Der bullige 26-Jährige mit der rasierten Glatze flog im Vorjahr aus dem Parlament, weil er zuvor rechtskräftig wegen Rassismus verurteilt worden war. An diesem Abend vor den Wahlen hält er sich mit xenophoben Aussagen zurück, um allerdings andere Ressentiments zu bedienen: gegen LGBT-Rechte, gegen Brüssel, gegen die korrupte Elite in Bratislava, um nur ab und zu Seitenhiebe gegen "Zigeuner" und "Asoziale" einzustreuen.

Draußen vor dem Kultursaal parkt ein grüner Parteibus: "Die Slowakei - volksnah und christlich. Wir lassen die Homo-Ehe nicht zu." "Wir wollen einfach einen normalen Staat, ohne Oligarchen und die korrupte Elite, die sich bereichert, während unsere jungen Leute im Ausland arbeiten müssen", donnert Mazurek von der Bühne.

"Rebellion gegen Eltern"

Kotleba kann vor allem bei jungen Slowaken punkten: Laut einer aktuellen Umfrage will ein Fünftel der 18- bis 33-Jährigen Kotleba wählen. "Es ist auch eine Rebellion gegen die Elterngeneration", sagt der Historiker Jakub Drabik, der dieser Tage ein Buch über "Faschismus" veröffentlicht hat, mit dem er durch slowakische Schulen tourt. "Für die jungen Anhänger steht die Partei eine neue Art von Politikern, die den Mut haben, die Dinge beim Namen zu nennen, ohne sich um political correctness zu scheren", so der Politologe Radoslaw Stefancik.
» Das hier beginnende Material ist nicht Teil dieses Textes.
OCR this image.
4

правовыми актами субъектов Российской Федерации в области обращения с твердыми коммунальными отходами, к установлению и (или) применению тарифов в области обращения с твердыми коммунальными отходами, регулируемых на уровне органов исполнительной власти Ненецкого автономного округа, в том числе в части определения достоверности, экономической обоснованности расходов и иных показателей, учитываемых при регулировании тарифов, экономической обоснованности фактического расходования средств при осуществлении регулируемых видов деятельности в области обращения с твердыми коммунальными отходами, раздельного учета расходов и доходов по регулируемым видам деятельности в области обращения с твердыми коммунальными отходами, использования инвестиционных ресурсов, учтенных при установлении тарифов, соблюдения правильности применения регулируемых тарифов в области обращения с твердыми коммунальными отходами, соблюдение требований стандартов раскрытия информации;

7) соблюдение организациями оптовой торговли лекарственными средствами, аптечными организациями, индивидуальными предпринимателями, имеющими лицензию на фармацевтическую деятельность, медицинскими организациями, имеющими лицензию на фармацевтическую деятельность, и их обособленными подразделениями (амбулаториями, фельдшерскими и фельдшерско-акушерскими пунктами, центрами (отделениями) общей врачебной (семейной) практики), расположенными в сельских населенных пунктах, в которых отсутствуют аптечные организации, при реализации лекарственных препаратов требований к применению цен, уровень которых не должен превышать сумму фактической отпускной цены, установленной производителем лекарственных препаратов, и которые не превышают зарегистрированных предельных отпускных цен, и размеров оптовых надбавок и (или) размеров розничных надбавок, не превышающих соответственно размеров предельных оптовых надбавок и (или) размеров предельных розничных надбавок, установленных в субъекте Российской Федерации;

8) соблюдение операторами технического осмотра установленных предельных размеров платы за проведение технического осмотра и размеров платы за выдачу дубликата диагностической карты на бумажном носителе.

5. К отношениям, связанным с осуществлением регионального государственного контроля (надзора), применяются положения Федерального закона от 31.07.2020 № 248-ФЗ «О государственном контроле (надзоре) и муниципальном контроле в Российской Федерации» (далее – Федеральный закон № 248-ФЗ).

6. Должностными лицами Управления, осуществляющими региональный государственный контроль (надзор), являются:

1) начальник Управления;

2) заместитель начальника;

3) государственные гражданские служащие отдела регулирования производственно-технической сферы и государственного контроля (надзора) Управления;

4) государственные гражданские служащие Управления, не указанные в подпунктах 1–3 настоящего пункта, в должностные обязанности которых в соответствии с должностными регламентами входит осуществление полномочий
So wie für Lucia, die sich nach Mazureks Rede für ein Autogramm anstellt. Die 24-jährige Frau mit blonder Lockenmähne ist mit ihrem Mann sogar eine Stunde mit dem Auto gefahren, um heute Abend die "Kotlebovci" zu sehen. "Mein Mann arbeitet in Deutschland als Elektriker, weil es hier keine gut bezahlten Jobs gibt", sagt sie zur "Wiener Zeitung". "Ich möchte einfach, dass unser Leben hier besser wird. Kotleba und seine Partei sind die einzigen, die uns verstehen."
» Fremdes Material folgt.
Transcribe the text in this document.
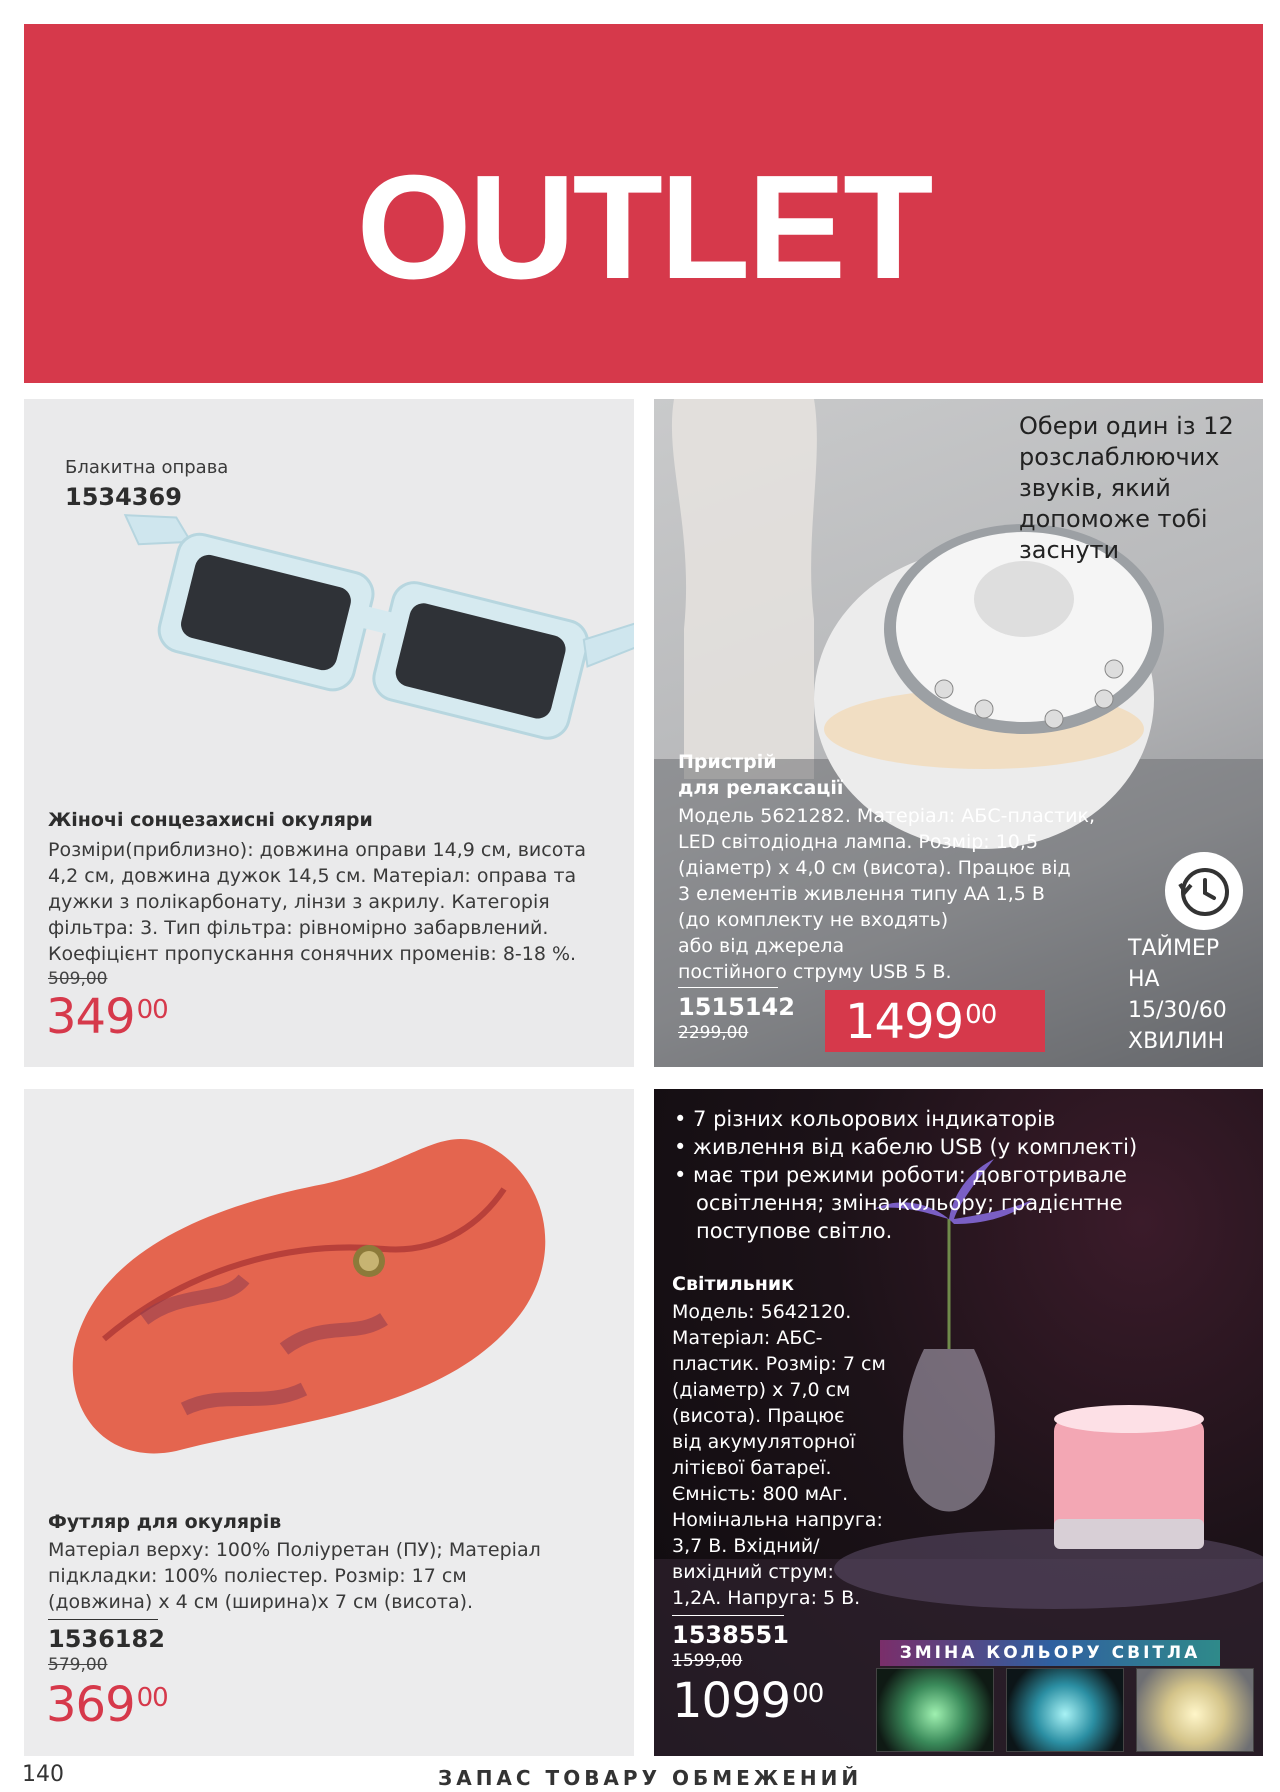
OUTLET
Блакитна оправа
1534369
Жіночі сонцезахисні окуляри
Розміри(приблизно): довжина оправи 14,9 см, висота
4,2 см, довжина дужок 14,5 см. Матеріал: оправа та
дужки з полікарбонату, лінзи з акрилу. Категорія
фільтра: 3. Тип фільтра: рівномірно забарвлений.
Коефіцієнт пропускання сонячних променів: 8-18 %.
509,00
$349^{00}$
Обери один із 12
розслаблюючих
звуків, який
допоможе тобі
заснути
Пристрій
для релаксації
Модель 5621282. Матеріал: АБС-пластик,
LED світодіодна лампа. Розмір: 10,5
(діаметр) х 4,0 см (висота). Працює від
3 елементів живлення типу АА 1,5 В
(до комплекту не входять)
або від джерела
постійного струму USB 5 В.
1515142
2299,00
ТАЙМЕР
НА
15/30/60
ХВИЛИН
1499$^{00}$
Футляр для окулярів
Матеріал верху: 100% Поліуретан (ПУ); Матеріал
підкладки: 100% поліестер. Розмір: 17 см
(довжина) х 4 см (ширина)х 7 см (висота).
1536182
579,00
$369^{00}$
• 7 різних кольорових індикаторів
• живлення від кабелю USB (у комплекті)
• має три режими роботи: довготривале
освітлення; зміна кольору; градієнтне
поступове світло.
Світильник
Модель: 5642120.
Матеріал: АБС-
пластик. Розмір: 7 см
(діаметр) х 7,0 см
(висота). Працює
від акумуляторної
літієвої батареї.
Ємність: 800 мАг.
Номінальна напруга:
3,7 В. Вхідний/
вихідний струм:
1,2А. Напруга: 5 В.
1538551
1599,00
1099$^{00}$
ЗМІНА КОЛЬОРУ СВІТЛА
140	ЗАПАС ТОВАРУ ОБМЕЖЕНИЙ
Zudem hätte die LSNS die Zeichen der Zeit erkannt, glaubt Drabik: Statt dem Migrationsthema, mit dem Kotleba unmittelbar nach dem Höhepunkt der europäischen Flüchtlingskrise erstmals 2016 in das Parlament eingezogen ist, setzt er in diesem Wahlkampf auf soziale Themen, um im Wählerpool der linkspopulistischen Smer zu fischen, der infolge der Korruptionsskandale die Felle davon schwimmen. Die Wut auf den Mafiastaat, kombiniert mit einer Nostalgie für das kommunistische Regime und einer Enttäuschung vom liberalen Establishment: Eine "Rückkehr nach Reims" auf Slowakisch.

Sakko statt Hlinka-Orden

Wie sehr hat sich Kotleba von seiner Neonazi-Vergangenheit gelöst? Daniel Vrazda hat da so seine Zweifel. Der Journalist, der zwei Bücher über Kotleba geschrieben hat, sitzt in seinem verrauchten Büro in der Stadt Banska Bystrica, einem ehemaligen Kloster. Er wird als "persona non grata" bei LSNS geführt, von Sicherheitsmännern wird ihm regelmäßig der Zutritt zu LSNS-Pressekonferenzen verwehrt.

"Kotleba hat über all seine Jahre sein Aussehen und seine Wortwahl verändert, um nicht mehr so radikal zu wirken", sagt Vrazda. Die paramilitärische Uniform tauschte er gegen das Cord-Sakko, die Hlinka-Orden gegen das christliche Kreuz an seinem Revers. "Nach außen gibt er den ‚dobry muz‘, den Macher, der die Dinge lösen kann", sagt er. "Aber im Kern ist er noch immer derselbe geblieben."

Fahnen für die Wehrmacht

Sein wahres Gesicht zeigte er bei einer Veranstaltung, als er drei bedürftigen Familien einen Scheck über 1488 Euro überreichte - ein Nazicode, der für die Abkürzung von "Heil Hitler" steht. Die Angelegenheit hat Kotleba ein Gerichtsverfahren wegen Extremismus eingebracht. Aus seiner Geschichtsdeutung machte er indes auch als Regionalpräsident kein Hehl, als er am Jahrestag des Slowakischen Aufstandes, als sich 1944 in Banska Bystrica Widerstand gegen die Wehrmacht formierte, die schwarze Fahne auf der Regionalverwaltung hissen ließ.

Rückt die Slowakei am Samstag somit weiter nach rechts? Wenngleich alle Parteien eine Koalition mit Kotleba im Vorfeld kategorisch ausgeschlossen haben, wird die Möglichkeit einer Smer-Kotleba-Koalition vor allem von der demokratischen Opposition als Schreckensszenario an die Wand gemalt, um liberale Wähler für den Urnengang zu mobiliseren. Doch auch kritische Journalisten sehen die Möglichkeit, dass sich Smer zumindest in einer Minderheitsregierung von Kotleba stützen lassen könnte. Jetzt gehe es um alles oder nichts, schrieb die Nachrichtenwebseite Balkan Insight.